WynkenBlynken Mon 29-Aug-11 19:40:05

She takes extremely small bites and chews and chews until she can swallow it. If she has too much in her mouth she can sometimes heave.

Our table is in a separate room so no tv or anything like that to distract her. She talks a lot and I now make her eat in silence or with minimal talking, which she also finds hard!

If I ask her she says she doesn't know why and she can't help it, and then normally cries (possibly she cries because I am shouting at her).

At a friends house or out at a restaurant she still eats slow, but not as slow as at home.

I feel so bad every day because of the tension it causes and I worry about the effect it is having on my younger DD, who happens to eat everything at a normal pace!

I'm starting to dread meal times now which is a shame. I think I do make it worse though as perhaps I put too much emphasis on it.

Thanks for your reply, I'll keep up with the timer and maybe just give her a 5 minute reminder at the end, but not say anything else about it.

WynkenBlynken Mon 29-Aug-11 19:45:37

She's not too bothered about her lunch at school, I make her eat it when she gets home though (don't stone me!!).

She recently demolished a roast dinner at my sisters in under 10 minutes, we were all so shocked!

She eats fruit and snacks normally, it just tends to be sit down meals.

That's a good point about her taking time to get used to eating quickly, I didn't think of it like that, thanks.

UniS Mon 29-Aug-11 22:16:36

DS does this with cooked food. He just messes about with his food, talks, is charming and doesn't EAT. During scool term we set a time limit. Finish a "reasonable fraction ( say 3/4) of his portion" in the time limit and he can have pudding.

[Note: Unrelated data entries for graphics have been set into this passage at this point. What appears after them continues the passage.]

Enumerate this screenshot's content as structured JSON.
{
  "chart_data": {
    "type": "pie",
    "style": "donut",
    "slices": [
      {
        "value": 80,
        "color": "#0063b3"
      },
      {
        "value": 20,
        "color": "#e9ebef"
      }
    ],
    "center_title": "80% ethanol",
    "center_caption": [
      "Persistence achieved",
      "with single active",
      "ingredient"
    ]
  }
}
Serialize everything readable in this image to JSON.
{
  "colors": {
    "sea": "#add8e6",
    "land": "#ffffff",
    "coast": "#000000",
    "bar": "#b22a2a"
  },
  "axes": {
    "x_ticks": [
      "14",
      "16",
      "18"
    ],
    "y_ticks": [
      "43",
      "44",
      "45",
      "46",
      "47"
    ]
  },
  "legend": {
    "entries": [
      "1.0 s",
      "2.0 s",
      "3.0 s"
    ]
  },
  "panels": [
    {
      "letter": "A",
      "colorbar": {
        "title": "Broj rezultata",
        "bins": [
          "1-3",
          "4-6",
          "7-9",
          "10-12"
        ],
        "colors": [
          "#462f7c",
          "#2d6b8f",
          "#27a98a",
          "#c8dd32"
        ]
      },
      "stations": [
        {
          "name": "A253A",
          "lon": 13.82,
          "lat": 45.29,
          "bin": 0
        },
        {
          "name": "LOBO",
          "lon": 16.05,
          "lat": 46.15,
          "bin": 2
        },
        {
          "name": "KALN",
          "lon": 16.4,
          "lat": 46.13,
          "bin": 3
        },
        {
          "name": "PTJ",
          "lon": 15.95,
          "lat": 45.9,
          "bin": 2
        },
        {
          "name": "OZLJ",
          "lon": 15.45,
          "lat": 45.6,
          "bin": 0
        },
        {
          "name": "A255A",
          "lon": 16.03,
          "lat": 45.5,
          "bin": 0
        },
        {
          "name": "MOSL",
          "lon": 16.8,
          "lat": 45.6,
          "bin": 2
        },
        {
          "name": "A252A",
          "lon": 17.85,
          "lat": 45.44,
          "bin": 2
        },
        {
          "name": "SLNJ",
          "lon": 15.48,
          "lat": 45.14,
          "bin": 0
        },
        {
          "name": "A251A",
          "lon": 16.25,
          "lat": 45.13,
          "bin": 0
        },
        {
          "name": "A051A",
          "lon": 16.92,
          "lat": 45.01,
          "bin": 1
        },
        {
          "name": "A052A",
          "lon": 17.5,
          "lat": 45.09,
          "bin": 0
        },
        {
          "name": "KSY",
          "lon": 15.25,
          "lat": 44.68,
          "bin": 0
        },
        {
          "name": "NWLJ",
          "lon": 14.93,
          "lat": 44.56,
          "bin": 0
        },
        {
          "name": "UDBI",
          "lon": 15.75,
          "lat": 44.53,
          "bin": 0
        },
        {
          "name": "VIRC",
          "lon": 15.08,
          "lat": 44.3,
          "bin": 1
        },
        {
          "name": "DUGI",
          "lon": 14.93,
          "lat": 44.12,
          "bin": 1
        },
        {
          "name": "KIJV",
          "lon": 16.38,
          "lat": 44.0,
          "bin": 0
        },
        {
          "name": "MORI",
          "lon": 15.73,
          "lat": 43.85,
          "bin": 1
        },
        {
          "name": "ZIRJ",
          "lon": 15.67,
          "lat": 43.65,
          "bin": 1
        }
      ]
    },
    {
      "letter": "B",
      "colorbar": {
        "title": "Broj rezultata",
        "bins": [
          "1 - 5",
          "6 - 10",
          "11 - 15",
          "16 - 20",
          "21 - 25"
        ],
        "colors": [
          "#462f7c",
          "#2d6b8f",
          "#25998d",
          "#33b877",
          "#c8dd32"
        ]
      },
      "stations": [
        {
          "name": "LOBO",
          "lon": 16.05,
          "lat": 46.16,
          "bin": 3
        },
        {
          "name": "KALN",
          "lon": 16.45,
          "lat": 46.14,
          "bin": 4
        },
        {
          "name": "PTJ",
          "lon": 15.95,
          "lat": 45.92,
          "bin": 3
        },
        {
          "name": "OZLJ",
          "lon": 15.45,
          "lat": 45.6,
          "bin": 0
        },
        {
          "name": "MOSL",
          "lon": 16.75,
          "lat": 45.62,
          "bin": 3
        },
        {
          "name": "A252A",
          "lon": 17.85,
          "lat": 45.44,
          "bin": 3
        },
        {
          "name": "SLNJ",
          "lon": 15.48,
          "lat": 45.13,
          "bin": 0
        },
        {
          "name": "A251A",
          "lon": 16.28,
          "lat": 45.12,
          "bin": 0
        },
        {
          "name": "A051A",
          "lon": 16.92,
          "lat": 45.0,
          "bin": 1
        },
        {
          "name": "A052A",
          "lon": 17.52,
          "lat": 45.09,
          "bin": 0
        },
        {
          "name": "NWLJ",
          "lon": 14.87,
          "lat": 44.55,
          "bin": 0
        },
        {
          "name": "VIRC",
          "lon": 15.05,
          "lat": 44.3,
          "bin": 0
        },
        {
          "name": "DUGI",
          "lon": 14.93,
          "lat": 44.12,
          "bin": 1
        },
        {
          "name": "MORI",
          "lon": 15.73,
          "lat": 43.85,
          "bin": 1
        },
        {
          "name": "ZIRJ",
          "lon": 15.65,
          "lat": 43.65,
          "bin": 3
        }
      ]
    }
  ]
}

PositiveAttitude Mon 29-Aug-11 22:31:55

Here DD4 was the very same!! It is sooooooo frustrating!! She once took an hour to eat a mini bread roll which was less than 5cm diameter.

We had some success with the 20 minutes per meal, as you are doing. Also did the timer thing, too.

I have to say that it is only over the past 6 months that she has improved and now I feel as if we can have a normal family mealtime for the first time!!

I know it is really hard, but please try to relax about it. I have done the shouting/feeding/coaxing/bribing/more screaming blush /crying/pleading/ignoring ad infinitum..........

mumeeee Mon 29-Aug-11 23:18:16

The timer is good. But I'd say 20 minute is a bit quick. I would set it for 30 minutes. I'm a slow eater and I just can't or rarely can finish a cooked dinner in under 30'minutes

WynkenBlynken Wed 31-Aug-11 08:29:50

Thanks for all the advice.

I relaxed yesterday, put the timer on and left her to it. All three meals were eaten in under 20 minutes and there were smiles all around! Let's just hope it continues.